Working to Reunite Detained Migrant Children with Family and Loved Ones
With each passing day, President Trump’s cruel immigration policies keep unaccompanied migrant children locked in detention facilities rather than reunited with family members or other adults who can provide them with a loving home.
In just the last year, the number of migrant children in federal custody has ballooned fivefold to more than 13,000 and they’ve been forced to wait nearly twice as long to be released from ICE custody. Many of these children were recently moved from shelters to prison-camp like facilities on the southern border, further traumatizing these already-fearful and emotionally distraught youth.
A new Trump administration policy requires all members of a household wishing to care for a child who was separated from their family by ICE, or who arrived in the United States without their family, to undergo fingerprinting and background checks. That information is also shared with ICE, which can force a family to choose whether to leave a child in detention or expose themselves to immigration enforcement. While it is important to vet sponsors for the safety and well-being of children in custody, this burdensome new policy was put in place with little input or evidence that it would make children safer.
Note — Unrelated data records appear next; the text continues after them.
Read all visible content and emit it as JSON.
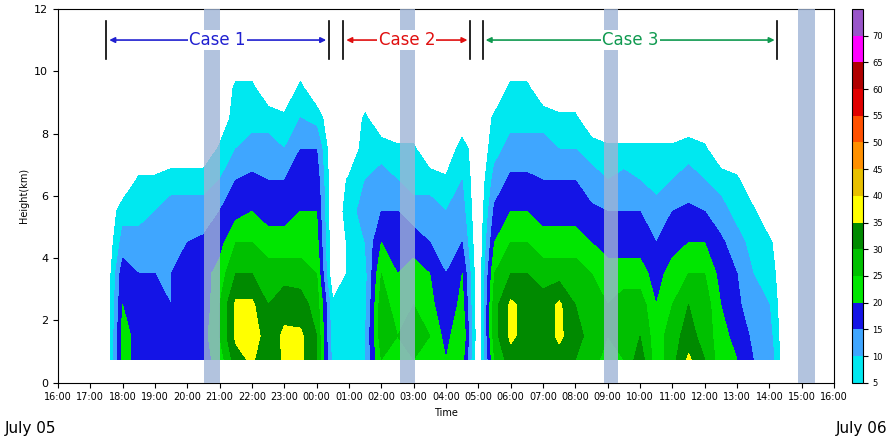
{
  "chart_data": {
    "type": "contour",
    "xlabel": "Time",
    "ylabel": "Height(km)",
    "xlim": [
      16,
      40
    ],
    "xticks": [
      {
        "value": 16,
        "label": "16:00"
      },
      {
        "value": 17,
        "label": "17:00"
      },
      {
        "value": 18,
        "label": "18:00"
      },
      {
        "value": 19,
        "label": "19:00"
      },
      {
        "value": 20,
        "label": "20:00"
      },
      {
        "value": 21,
        "label": "21:00"
      },
      {
        "value": 22,
        "label": "22:00"
      },
      {
        "value": 23,
        "label": "23:00"
      },
      {
        "value": 24,
        "label": "00:00"
      },
      {
        "value": 25,
        "label": "01:00"
      },
      {
        "value": 26,
        "label": "02:00"
      },
      {
        "value": 27,
        "label": "03:00"
      },
      {
        "value": 28,
        "label": "04:00"
      },
      {
        "value": 29,
        "label": "05:00"
      },
      {
        "value": 30,
        "label": "06:00"
      },
      {
        "value": 31,
        "label": "07:00"
      },
      {
        "value": 32,
        "label": "08:00"
      },
      {
        "value": 33,
        "label": "09:00"
      },
      {
        "value": 34,
        "label": "10:00"
      },
      {
        "value": 35,
        "label": "11:00"
      },
      {
        "value": 36,
        "label": "12:00"
      },
      {
        "value": 37,
        "label": "13:00"
      },
      {
        "value": 38,
        "label": "14:00"
      },
      {
        "value": 39,
        "label": "15:00"
      },
      {
        "value": 40,
        "label": "16:00"
      }
    ],
    "ylim": [
      0,
      12
    ],
    "yticks": [
      0,
      2,
      4,
      6,
      8,
      10,
      12
    ],
    "x": [
      17.5,
      18.0,
      18.5,
      19.0,
      19.5,
      20.0,
      20.5,
      21.0,
      21.5,
      22.0,
      22.5,
      23.0,
      23.5,
      24.0,
      24.5,
      25.0,
      25.5,
      26.0,
      26.5,
      27.0,
      27.5,
      28.0,
      28.5,
      29.0,
      29.5,
      30.0,
      30.5,
      31.0,
      31.5,
      32.0,
      32.5,
      33.0,
      33.5,
      34.0,
      34.5,
      35.0,
      35.5,
      36.0,
      36.5,
      37.0,
      37.5,
      38.0,
      38.5
    ],
    "y": [
      0.75,
      1.5,
      2.5,
      3.5,
      4.5,
      5.5,
      6.5,
      7.5,
      8.5,
      9.5,
      10.5,
      11.5
    ],
    "cells": [
      [
        0,
        0,
        0,
        0,
        0,
        0,
        0,
        0,
        0,
        0,
        0,
        0
      ],
      [
        22,
        22,
        20,
        18,
        12,
        8,
        0,
        0,
        0,
        0,
        0,
        0
      ],
      [
        18,
        18,
        16,
        15,
        12,
        8,
        6,
        0,
        0,
        0,
        0,
        0
      ],
      [
        20,
        18,
        16,
        15,
        12,
        10,
        6,
        0,
        0,
        0,
        0,
        0
      ],
      [
        20,
        18,
        15,
        15,
        14,
        12,
        8,
        0,
        0,
        0,
        0,
        0
      ],
      [
        20,
        20,
        18,
        16,
        15,
        12,
        8,
        0,
        0,
        0,
        0,
        0
      ],
      [
        18,
        18,
        16,
        18,
        16,
        12,
        8,
        0,
        0,
        0,
        0,
        0
      ],
      [
        22,
        25,
        25,
        22,
        18,
        15,
        10,
        6,
        0,
        0,
        0,
        0
      ],
      [
        33,
        36,
        36,
        30,
        25,
        18,
        15,
        10,
        8,
        6,
        0,
        0
      ],
      [
        36,
        38,
        36,
        30,
        25,
        20,
        16,
        12,
        8,
        6,
        0,
        0
      ],
      [
        30,
        32,
        30,
        28,
        22,
        18,
        15,
        12,
        8,
        0,
        0,
        0
      ],
      [
        36,
        36,
        33,
        28,
        22,
        18,
        15,
        10,
        6,
        0,
        0,
        0
      ],
      [
        36,
        36,
        32,
        28,
        22,
        20,
        18,
        15,
        10,
        6,
        0,
        0
      ],
      [
        30,
        30,
        28,
        25,
        22,
        20,
        18,
        15,
        8,
        0,
        0,
        0
      ],
      [
        8,
        6,
        6,
        0,
        0,
        0,
        0,
        0,
        0,
        0,
        0,
        0
      ],
      [
        6,
        8,
        8,
        6,
        6,
        8,
        6,
        0,
        0,
        0,
        0,
        0
      ],
      [
        10,
        10,
        8,
        8,
        10,
        12,
        10,
        8,
        6,
        0,
        0,
        0
      ],
      [
        25,
        28,
        28,
        25,
        20,
        15,
        12,
        8,
        0,
        0,
        0,
        0
      ],
      [
        22,
        25,
        22,
        20,
        18,
        15,
        10,
        6,
        0,
        0,
        0,
        0
      ],
      [
        25,
        28,
        25,
        22,
        18,
        12,
        8,
        6,
        0,
        0,
        0,
        0
      ],
      [
        22,
        25,
        22,
        20,
        15,
        12,
        8,
        0,
        0,
        0,
        0,
        0
      ],
      [
        20,
        18,
        15,
        15,
        12,
        10,
        6,
        0,
        0,
        0,
        0,
        0
      ],
      [
        22,
        25,
        22,
        20,
        15,
        12,
        10,
        8,
        0,
        0,
        0,
        0
      ],
      [
        0,
        0,
        0,
        0,
        0,
        0,
        0,
        0,
        0,
        0,
        0,
        0
      ],
      [
        25,
        28,
        28,
        25,
        20,
        16,
        12,
        8,
        6,
        0,
        0,
        0
      ],
      [
        33,
        36,
        36,
        30,
        25,
        20,
        16,
        12,
        8,
        6,
        0,
        0
      ],
      [
        32,
        33,
        33,
        30,
        25,
        20,
        16,
        12,
        8,
        6,
        0,
        0
      ],
      [
        30,
        32,
        32,
        28,
        22,
        18,
        15,
        12,
        8,
        0,
        0,
        0
      ],
      [
        33,
        36,
        36,
        28,
        22,
        18,
        15,
        10,
        6,
        0,
        0,
        0
      ],
      [
        30,
        32,
        30,
        28,
        22,
        18,
        15,
        10,
        6,
        0,
        0,
        0
      ],
      [
        28,
        28,
        28,
        25,
        20,
        16,
        12,
        8,
        0,
        0,
        0,
        0
      ],
      [
        22,
        25,
        25,
        22,
        18,
        15,
        10,
        6,
        0,
        0,
        0,
        0
      ],
      [
        25,
        28,
        28,
        22,
        18,
        15,
        12,
        6,
        0,
        0,
        0,
        0
      ],
      [
        33,
        30,
        28,
        22,
        18,
        15,
        10,
        6,
        0,
        0,
        0,
        0
      ],
      [
        22,
        22,
        20,
        18,
        15,
        12,
        8,
        6,
        0,
        0,
        0,
        0
      ],
      [
        28,
        28,
        25,
        22,
        18,
        15,
        10,
        6,
        0,
        0,
        0,
        0
      ],
      [
        36,
        32,
        30,
        25,
        20,
        16,
        12,
        8,
        0,
        0,
        0,
        0
      ],
      [
        30,
        28,
        28,
        25,
        20,
        15,
        10,
        6,
        0,
        0,
        0,
        0
      ],
      [
        22,
        22,
        20,
        18,
        16,
        12,
        8,
        0,
        0,
        0,
        0,
        0
      ],
      [
        20,
        18,
        16,
        15,
        12,
        8,
        6,
        0,
        0,
        0,
        0,
        0
      ],
      [
        15,
        14,
        12,
        10,
        8,
        6,
        0,
        0,
        0,
        0,
        0,
        0
      ],
      [
        14,
        12,
        10,
        8,
        6,
        0,
        0,
        0,
        0,
        0,
        0,
        0
      ],
      [
        0,
        0,
        0,
        0,
        0,
        0,
        0,
        0,
        0,
        0,
        0,
        0
      ]
    ],
    "levels": [
      5,
      10,
      15,
      20,
      25,
      30,
      35,
      40,
      45,
      50,
      55,
      60,
      65,
      70,
      75
    ],
    "colors": [
      "#00e8f0",
      "#3fa6ff",
      "#1414e6",
      "#00e600",
      "#00c000",
      "#008a00",
      "#ffff00",
      "#e8c000",
      "#ff9000",
      "#ff5000",
      "#e00000",
      "#b00000",
      "#ff00ff",
      "#9955c9"
    ],
    "colorbar_ticks": [
      5,
      10,
      15,
      20,
      25,
      30,
      35,
      40,
      45,
      50,
      55,
      60,
      65,
      70
    ],
    "annotations": [
      {
        "text": "Case 1",
        "start": 17.5,
        "end": 24.38,
        "color": "#2020d0"
      },
      {
        "text": "Case 2",
        "start": 24.83,
        "end": 28.75,
        "color": "#e01010"
      },
      {
        "text": "Case 3",
        "start": 29.14,
        "end": 38.25,
        "color": "#109a50"
      }
    ],
    "shaded_periods": [
      {
        "start": 20.52,
        "end": 21.0
      },
      {
        "start": 26.58,
        "end": 27.03
      },
      {
        "start": 32.88,
        "end": 33.33
      },
      {
        "start": 38.9,
        "end": 39.4
      }
    ],
    "date_labels": [
      "July 05",
      "July 06"
    ]
  }
}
Today, AG Racine and several states called on the U.S. Departments of Homeland Security and Health and Human Services to stop this harmful and unnecessary policy. They write:
Specifically, we are alarmed by the consequences of a policy requiring the collection of biometric and background information from all household members in prospective sponsors’ homes and the automatic sharing of that information with Immigration and Customs Enforcement (ICE). This policy causes unnecessary delays and imposes unjustified burdens in the sponsorship process.
Additionally, the policy leaves many prospective sponsors—including some who are parents of the children in question—with the untenable choice of either leaving children to languish in federal custody or coming forward and exposing themselves or loved ones to immigration enforcement. The result is that migrant children, many of them fleeing violence and persecution in their home countries, suffer prolonged detention instead of being reunited with family members or other appropriate adults who can provide them with loving homes. We strongly urge you to immediately reverse this policy.
Earlier this month, AG Racine urged the Trump administration to reconsider rolling back protections that give all immigrant children a right to be released from detention, set standards for detention conditions, and provided meaningful oversight and monitoring of their care while in custody.